Eli nodded much to his surprise.
“What did he say?” Richard asked unable to hide his curiosity.
“He is assuming his father’s place as the duke of Pembroke.” Eli answered.
“Why?” he asked. “I thought the duke’s health was improving.”
Eli shook his head looking grim.
The duke of Pembroke’s rapidly declining mental health had been a topic of controversy for years but considering he was started on a new trial of medication, he seemed to be have improved.
A somber mood settled over them but thten suddenly Eli clapped his hands together as though remembering something. He looked up to frown at his friend but spied his mother returning and said nothing.
“That reminds me,” he announced. “Lady Justina and her daughter Beatrice left early this morning before most of the house had awoken.”
“Lady Justina and Beatrice?” the Dowager Duchess asked, settling into her seat. “What happened?”
Eli leaned in close enough to whisper because, even though the incident had passed, he didn’t want the rest of the ton to know about it, and he didn’t want to shame the girl for the rest of her life because of a moment of foolishness.
He was a stickler for justice, but that didn’t mean he didn’t know how to mete it out with compassion.
She was young and desperate and obviously under much more pressure than she could handle to find a husband in the competitive marriage mart. It was almost pitiable.
“Lady Beatrice tried to trap Richard in marriage last night.”
The Dowager Duchess’s dramatic gasp made Richard roll his eyes. She placed a hand on her chest as though she had heard something utterly sacrilegious.
“My word!” she exclaimed. “What is wrong with young girls these days?”
Richard had informed Eli of the incident as soon as he had returned to the party, although he hadn’t expected his friend to act on it so quickly.
“Did you…?”
“I didn’t say anything to them,” Eli answered, shaking his head. “Perhaps she had the decency to feel embarrassed of her actions.”
“Hmm,” was Richard’s only response.
“You do realize that you are rather intimidating when you meet strangers. She must have realized that you would be even more intimidating once she’d tried to make an enemy of you,” Eli said.

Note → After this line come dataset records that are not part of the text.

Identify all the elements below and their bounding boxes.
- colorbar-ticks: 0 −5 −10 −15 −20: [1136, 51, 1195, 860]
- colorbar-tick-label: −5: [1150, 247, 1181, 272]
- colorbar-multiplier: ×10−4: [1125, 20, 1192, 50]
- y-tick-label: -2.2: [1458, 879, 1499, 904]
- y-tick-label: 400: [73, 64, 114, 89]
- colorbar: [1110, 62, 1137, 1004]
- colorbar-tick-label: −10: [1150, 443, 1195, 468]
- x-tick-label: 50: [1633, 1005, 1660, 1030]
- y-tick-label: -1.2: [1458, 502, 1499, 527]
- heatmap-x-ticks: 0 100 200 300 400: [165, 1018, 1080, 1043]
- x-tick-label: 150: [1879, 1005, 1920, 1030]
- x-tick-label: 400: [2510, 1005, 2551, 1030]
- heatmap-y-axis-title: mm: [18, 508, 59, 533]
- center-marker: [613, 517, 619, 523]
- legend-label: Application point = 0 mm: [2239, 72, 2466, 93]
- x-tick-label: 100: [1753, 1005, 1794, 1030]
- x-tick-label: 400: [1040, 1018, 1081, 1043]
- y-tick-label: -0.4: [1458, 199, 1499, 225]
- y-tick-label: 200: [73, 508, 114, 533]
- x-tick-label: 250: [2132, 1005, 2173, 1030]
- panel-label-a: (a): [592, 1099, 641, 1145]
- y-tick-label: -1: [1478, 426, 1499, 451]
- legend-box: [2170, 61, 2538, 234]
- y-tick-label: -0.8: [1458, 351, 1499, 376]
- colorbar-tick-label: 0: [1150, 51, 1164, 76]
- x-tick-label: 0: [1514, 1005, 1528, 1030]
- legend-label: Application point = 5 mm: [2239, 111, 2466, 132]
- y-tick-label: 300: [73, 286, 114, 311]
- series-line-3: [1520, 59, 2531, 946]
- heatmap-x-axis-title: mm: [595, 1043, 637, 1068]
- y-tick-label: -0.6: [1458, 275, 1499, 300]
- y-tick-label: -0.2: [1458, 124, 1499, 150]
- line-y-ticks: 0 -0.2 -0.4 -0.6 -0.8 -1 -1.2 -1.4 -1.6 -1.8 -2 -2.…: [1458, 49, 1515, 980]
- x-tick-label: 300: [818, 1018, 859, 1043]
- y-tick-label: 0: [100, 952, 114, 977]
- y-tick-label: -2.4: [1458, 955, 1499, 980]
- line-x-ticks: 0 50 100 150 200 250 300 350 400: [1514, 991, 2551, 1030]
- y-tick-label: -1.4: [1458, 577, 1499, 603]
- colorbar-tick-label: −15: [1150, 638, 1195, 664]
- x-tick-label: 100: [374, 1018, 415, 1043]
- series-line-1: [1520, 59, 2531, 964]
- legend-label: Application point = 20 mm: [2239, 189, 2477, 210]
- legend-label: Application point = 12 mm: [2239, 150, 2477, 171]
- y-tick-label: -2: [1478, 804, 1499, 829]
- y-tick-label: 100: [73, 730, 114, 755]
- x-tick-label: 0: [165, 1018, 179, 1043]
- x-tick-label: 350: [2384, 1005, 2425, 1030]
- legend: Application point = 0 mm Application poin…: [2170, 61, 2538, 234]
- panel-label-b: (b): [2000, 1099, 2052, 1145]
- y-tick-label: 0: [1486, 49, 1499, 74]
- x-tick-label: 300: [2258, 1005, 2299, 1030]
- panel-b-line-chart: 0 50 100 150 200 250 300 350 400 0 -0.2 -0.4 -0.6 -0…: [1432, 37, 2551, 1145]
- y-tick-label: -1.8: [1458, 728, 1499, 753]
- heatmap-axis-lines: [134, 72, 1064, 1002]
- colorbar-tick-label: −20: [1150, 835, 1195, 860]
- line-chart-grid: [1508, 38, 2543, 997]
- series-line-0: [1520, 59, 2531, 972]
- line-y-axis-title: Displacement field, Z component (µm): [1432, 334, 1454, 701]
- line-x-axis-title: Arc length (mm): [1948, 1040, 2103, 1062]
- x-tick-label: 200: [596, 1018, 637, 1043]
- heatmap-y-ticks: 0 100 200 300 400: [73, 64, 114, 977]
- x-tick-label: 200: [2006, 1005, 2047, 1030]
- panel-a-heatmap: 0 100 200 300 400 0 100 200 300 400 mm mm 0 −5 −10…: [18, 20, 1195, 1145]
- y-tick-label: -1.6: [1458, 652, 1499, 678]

“It is a necessary skill, my friend.”
“Thankfully, she had the decency to feel remorse for her actions,” the Dowager Duchess sneered.
Itwasa good thing that the girl had thought to leave before his mother caught wind of what she had done. His mother didn’t believe in forgiveness and would have no doubt made the girl and her mother’s lives a living hell.
She had used her influence as Dowager Duchess to build up and tear down the reputations of girls who didn’t live up to her standards of propriety in the past. Now would have been no different, and very few families would have been willing torisk her wrath by marrying their sons to anyone she deemed unsuitable.
Even now, Richard sincerely hoped that someone else would catch her attention, or the reason for Lady Beatrice’s ruin would fall entirely on him.
“I absolutely detest girls who lose all decorum in the rush for marriage,” the Dowager Duchess said with a frown. “In my day, we knew the power of flirtation and good manners. It just goes to show poor breeding if she could behave so filthily. What a disgrace! It just goes to show the extent of decadence that has taken over Society these days. It is a good thing she left, or I would have given her and her mother a piece of my mind.”
Richard wondered what his judgmental mother would make of his deal with Selina. She would no doubt sneer at her for depending on a man to help her secure a match, and Selina, with her short temper, would not hesitate to shove his mother off her high horse.
It was a battle he would love to watch, and the mere thought of it had him smiling. That earned him stares from Eli and his mother.
“What is it?” he asked with a frown.
“You think about her and smile,” Eli said, an awestruck look on his face. “I must meet this wonderful woman.”